Whether you’ve just separated or been divorced for years, you’ll know that if you have children together and are parenting with an ex, that good communication is key. Very often communication between separated parents is really difficult. High emotions have been involved in the divorce, trust has broken down and communication is fractious, angered and blame focused.

Even when the divorce has been amicable, it can still be difficult to parent with someone you are no longer choosing to be in a relationship with. And that means it can be harder to communicate too.

I’m often asked what the single most important thing is to make co-parenting work. And it’s a really simple answer. One word in fact. Communication. But good communication is really difficult to achieve especially with someone you don’t really like.

At The Co-Parent Way we work with separated parents to enable them to communicate effectively with each other, so they can continue to be parents, whatever they may feel about each other. We use proven techniques that enable parents to manage high levels of emotions in order to be able to make decisions together.

In this blog we are going to give you some key pointers on how to help communications if you’re separating.

Start With the End in Mind

If you can picture how you would like your co-parenting to be; positive, collaborative, respectful then this will help set the bigger picture. Imagine yourself in ten year’s time, do you want to have spent that time in a negative spiral with your ex? Or would it be better for your life to have a collaborative working relationship with them as parents? Think about what would be most beneficial for you and for your children and write it down.

Calm Your Mind

Once you have your positive end goal, we need to manage how we feel in the day-to-day. There are countless techniques to calm our minds such as going for a walk or meditation. At The Co-Parent Way we like to teach a very simple technique of touching your thumb and forefinger together very lightly.

Notice the sensations and slowly move between fingers, touching each one to your thumb. This might sound like it has nothing to do with co-parenting, but what happens with this technique is that you immediately become calmer, more present and more able to think clearly and without the noise of your separation and your conflict influencing your co-parenting communication.

Have an agenda

A very practical tool to help with your co-parenting communications is to set regular times to meet. It could be twice a year, it could be once a month. Decide on the times, find a neutral place to meet and have an agenda. The agenda should be child-focussed only and should be time-limited.

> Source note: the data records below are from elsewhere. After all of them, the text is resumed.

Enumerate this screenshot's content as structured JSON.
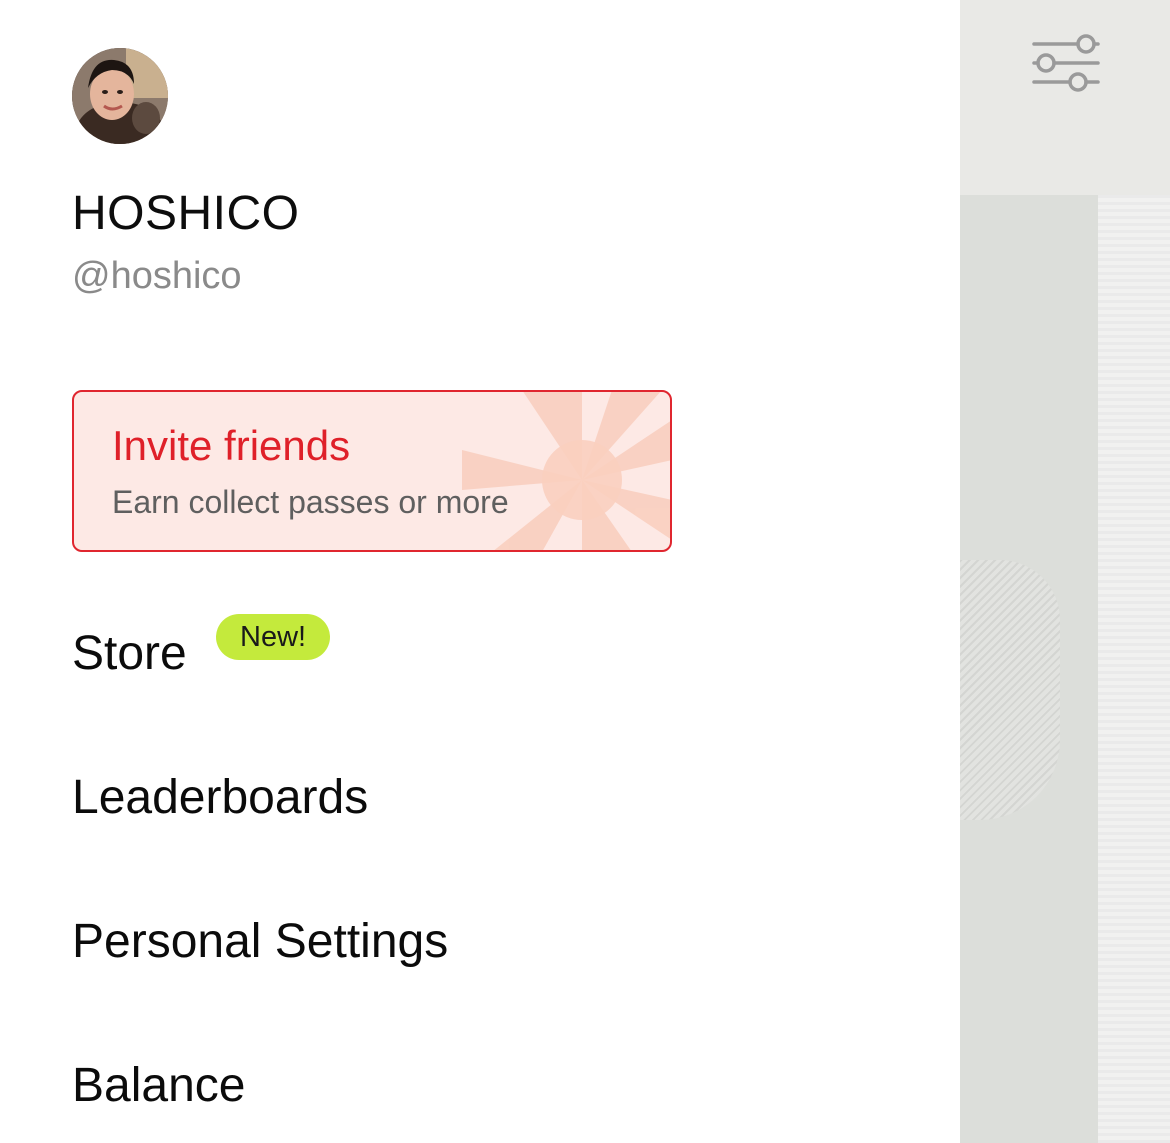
{
  "profile": {
    "name": "HOSHICO",
    "handle": "@hoshico"
  },
  "invite": {
    "title": "Invite friends",
    "subtitle": "Earn collect passes or more"
  },
  "menu": {
    "store": "Store",
    "store_badge": "New!",
    "leaderboards": "Leaderboards",
    "personal_settings": "Personal Settings",
    "balance": "Balance"
  },
  "icons": {
    "filter": "sliders-icon",
    "avatar": "avatar"
  },
  "colors": {
    "accent_red": "#e0262f",
    "invite_bg": "#fde9e5",
    "badge_green": "#c4ea3c",
    "handle_gray": "#8a8a8a"
  }
}
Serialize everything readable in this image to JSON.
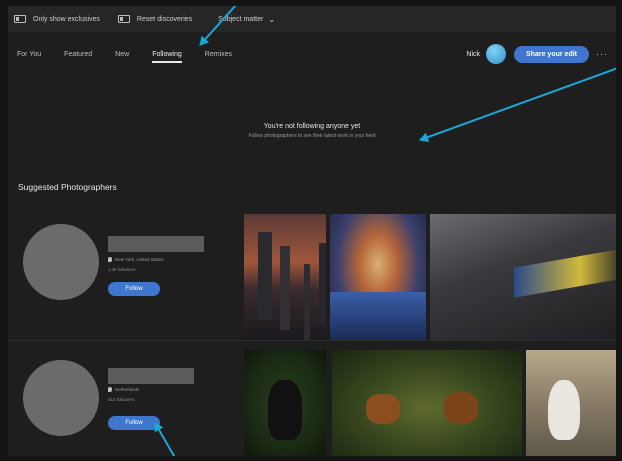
{
  "filter_bar": {
    "filters": [
      {
        "label": "Only show exclusives"
      },
      {
        "label": "Reset discoveries"
      }
    ],
    "dropdown_label": "Subject matter"
  },
  "nav": {
    "tabs": [
      {
        "label": "For You",
        "active": false
      },
      {
        "label": "Featured",
        "active": false
      },
      {
        "label": "New",
        "active": false
      },
      {
        "label": "Following",
        "active": true
      },
      {
        "label": "Remixes",
        "active": false
      }
    ],
    "username": "Nick",
    "share_label": "Share your edit",
    "more_label": "···"
  },
  "empty_state": {
    "title": "You're not following anyone yet",
    "subtitle": "Follow photographers to see their latest work in your feed"
  },
  "suggested": {
    "title": "Suggested Photographers",
    "photographers": [
      {
        "location": "New York, United States",
        "followers": "1.4k followers",
        "follow_label": "Follow"
      },
      {
        "location": "Netherlands",
        "followers": "812 followers",
        "follow_label": "Follow"
      }
    ]
  },
  "colors": {
    "accent": "#3f77cf",
    "annotation_arrow": "#19a7d8",
    "background": "#1e1e1e"
  }
}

So if you’re meeting for 45 minutes, then don’t go over that time. It will keep you focussed on what parenting things you need to discuss and prevent you from going back into old arguing ground from your separation or relationship.

Focus on the children

In all your communications, focus on the children. What would they want? What do they need? If you move it away from what you would like or what’s most convenient for you, then this can be helpful. If you want something and your ex wants something it can become a battleground. If you’re both focussing (truthfully) on what’s best for the children, then you’re much more likely to align.

Be honest

Be truthful with yourself about how you are contributing to any negative communications there may be between you both. We can only change ourselves, we can’t change our ex! If you can take responsibility in yourself to be polite, respectful and collaborative when talking about your children, then this will go a long way to enabling the co-parent relationship and encouraging positive communication.